Поскольку, формально мы находимся в административных границах города, тогда же сюда проложили и городской автобусный маршрут. Как раз, в это самое время прибыл его последний запоздалый рейс. Видавший многое ЛАЗ развернулся на кольце для следования в обратном направлении, пронзительно чихнув, шипя воздушным ресивером, он звонко распахнул створки своих дверей, выпуская припозднившихся пассажиров. Двое молодых людей, он и она, сошли с его подножки на пыльный асфальт и направились в сторону нашей компании. Юный кавалер, по-видимому, провожал свою даму сердца до её дома. Поскольку, от конечной автобусной остановки к баракам здесь вела единственная освещённая дорога, а сами мы ранее уже опередили их, то и разминуться с нами на пути у них никак не получалось.
Наша бойкая, шумящая компания, внезапно притихнув, тут же, не сговариваясь, обернулась в их сторону. Это был высокий, нескладный парень, явно не местный, возрастом ближе всего к старшим из нас. Оказавшись объектом нашего пристального внимания, ему пришлось поневоле сбавлять темп собственных шагов. Выражение его лица при этом, уже начинало отображать смешанную гамму едва скрываемой досады и настороженного недоумения. Его спутница, напротив, поспешила, не задерживаясь миновать наш строй. Ей никто не препятствовал, как впрочем, она всем была безразлична. Стоя за спинами других, я лишь мельком окинул её, спешно уходящую прочь, собственным взглядом.
Оставшись в одиночестве, её недавний провожатый, молча застыл, остановившись перед нами. Молчала и наша сторона. Двое старших, стоя впереди, были ближе всех из нас к забредшему бедолаге, младшие чуть поодаль. Ситуация была самая что ни на есть тривиальная, на самом деле она могла иметь множество вариантов развития, где всё в основном зависело от поведения чужака. Сейчас с ним заговорят, старшие зададут ему по сути ничего не значащие вопросы, внимательно наблюдая за его ответной реакцией. Мне, стоящему за их спинами, была хорошо видна его долговязая фигура, и по большому счёту его судьба была мне безразлична, но одновременно, что-то глубоко внутри меня неприятно зудело.
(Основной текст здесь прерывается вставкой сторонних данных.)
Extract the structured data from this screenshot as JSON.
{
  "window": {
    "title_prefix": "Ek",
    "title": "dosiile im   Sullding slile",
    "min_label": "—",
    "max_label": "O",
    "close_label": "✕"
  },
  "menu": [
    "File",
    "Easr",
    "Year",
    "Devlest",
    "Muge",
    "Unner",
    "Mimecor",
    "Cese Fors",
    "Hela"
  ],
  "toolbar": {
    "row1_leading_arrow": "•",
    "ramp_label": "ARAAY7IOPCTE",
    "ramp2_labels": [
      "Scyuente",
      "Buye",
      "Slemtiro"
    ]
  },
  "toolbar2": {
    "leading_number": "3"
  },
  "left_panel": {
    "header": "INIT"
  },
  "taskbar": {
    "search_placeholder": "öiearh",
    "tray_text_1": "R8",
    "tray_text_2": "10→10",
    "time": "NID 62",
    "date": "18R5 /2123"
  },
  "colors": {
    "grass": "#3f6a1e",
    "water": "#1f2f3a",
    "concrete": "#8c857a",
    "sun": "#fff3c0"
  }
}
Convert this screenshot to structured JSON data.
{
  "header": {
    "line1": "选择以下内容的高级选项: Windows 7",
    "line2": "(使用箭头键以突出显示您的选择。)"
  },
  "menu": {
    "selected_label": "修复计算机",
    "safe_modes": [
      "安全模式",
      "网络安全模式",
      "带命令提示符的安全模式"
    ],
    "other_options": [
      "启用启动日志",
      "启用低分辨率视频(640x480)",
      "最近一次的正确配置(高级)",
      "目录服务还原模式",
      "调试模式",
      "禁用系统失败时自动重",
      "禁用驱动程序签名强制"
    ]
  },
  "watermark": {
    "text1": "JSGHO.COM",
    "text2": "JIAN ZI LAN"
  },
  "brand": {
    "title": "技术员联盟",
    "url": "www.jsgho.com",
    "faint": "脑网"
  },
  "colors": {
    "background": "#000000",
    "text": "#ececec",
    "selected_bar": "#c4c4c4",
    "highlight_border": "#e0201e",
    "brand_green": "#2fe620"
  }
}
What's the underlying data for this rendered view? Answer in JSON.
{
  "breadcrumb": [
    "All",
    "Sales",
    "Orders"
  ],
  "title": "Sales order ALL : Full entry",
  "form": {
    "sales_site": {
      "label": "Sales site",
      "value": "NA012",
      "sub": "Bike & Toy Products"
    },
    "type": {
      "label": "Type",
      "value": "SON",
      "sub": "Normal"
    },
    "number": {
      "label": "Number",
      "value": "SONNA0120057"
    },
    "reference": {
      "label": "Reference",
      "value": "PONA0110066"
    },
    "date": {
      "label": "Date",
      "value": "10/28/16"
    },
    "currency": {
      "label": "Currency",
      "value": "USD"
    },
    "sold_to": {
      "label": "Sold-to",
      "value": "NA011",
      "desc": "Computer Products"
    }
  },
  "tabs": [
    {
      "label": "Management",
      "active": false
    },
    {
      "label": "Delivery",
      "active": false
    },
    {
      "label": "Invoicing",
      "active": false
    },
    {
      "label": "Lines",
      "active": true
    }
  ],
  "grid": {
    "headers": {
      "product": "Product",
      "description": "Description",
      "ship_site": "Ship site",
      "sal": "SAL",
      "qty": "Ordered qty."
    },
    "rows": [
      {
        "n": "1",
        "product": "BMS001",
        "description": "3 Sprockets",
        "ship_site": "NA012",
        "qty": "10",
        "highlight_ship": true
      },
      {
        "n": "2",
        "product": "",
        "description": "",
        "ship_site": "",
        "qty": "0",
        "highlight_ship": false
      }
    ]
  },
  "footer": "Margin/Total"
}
Внутренний голос с досадой и злобным сарказмом как бы вопрошал его криком, - ну, и куда же ты, упёртый недоумок, сунулся не зная брода, неужели, так сильна эта твоя любовь?! Он мог бы всё обратить в банальную шутку, найди, сам тут же, нужные слова или заранее припасённые прибаутки, избери в общении лёгкий и непринуждённый стиль, который так часто выручал в подобных ситуациях любого из нас, но он, то ли, не знал их вовсе, то ли, просто растерялся от неожиданности. Кроме того, всем начинал бросаться в глаза его проступающий испуг, а это было уже чем-то сродни приговора. Ничего бы страшного здесь и сейчас с ним всё равно бы не стало, не та это была ситуация, но дорогу на Стекловату после всего случившегося он наверняка бы позабыл навсегда, такова суровая правда жизни. Сейчас, сейчас, всё это самое, тут же и произойдёт, вот-вот, случится на моих глазах.
Но, почему же, мне так тошно и муторно на душе!? При всём том, что мне абсолютно не жалко умом этого городского недотёпу, дескать, на что тебе дана голова, которой ты сам должен всегда думать о возможных последствиях, я так не хочу сегодня, в эту тёплую августовскую ночь, как впрочем, видимо и всегда, никакого напрасного насилия. Но тщетно, я явно ощущаю то, что ситуация стремительно движется к своей неприятной логической развязке. И самое гадкое во всём этом то, что по закону дворового братства, где всегда один за всех и все за одного, мне наверняка предстоит самому принять участие в этой расправе.
Но, я же не хо-чу, слышите, я этого не же-ла-ю!
Внезапно, в следующее мгновение, дикий, нечленораздельный крик рвётся уже из меня наружу. С ним я неистово устремляюсь вперёд, расталкивая впереди стоящих, а те, включая двоих старших, в недоумении расступаются, пропуская меня.
А-а-а-а… у-у-у-у… Колян! … у-ууу-ууу… Ко-ля-н-н-н! … а, ну-у-у-у-ка…, пусти …
- ну, ты, чо?... - ты как сам?, - ору я первое то, что приходит мне тут же на ум.
Так, оказавшись непосредственно перед ним, глядя в его, выпученные от испуга глаза, сам быстро нахожу где-то внизу на ощупь его потную ладонь, и яростно трясу её своими двумя руками. При этом, мысленно заклинаю его, - ты только молчи, - стой, как стоишь молча, придурок!
К обоюдному счастью, так всё оно и происходит. Интуитивно угадав мой план, этот перепуганный болван, уже начинает как-то неловко подыгрывать мне, что в целом выглядит со стороны более-менее достоверно. Я это начинаю понимать, ощущая затылком то, что ситуация неотвратимо теплеет. Уже слышны смешки и недоумённые подтрунивания моих товарищей, похоже на то, что они приняли всё за правду. Краем глаза замечаю, как, стоящий слева от меня один из старших, прежде, какое-то время внимательно наблюдавший за нами обоими, не спеша, повернувшись, молча, двинулся прочь …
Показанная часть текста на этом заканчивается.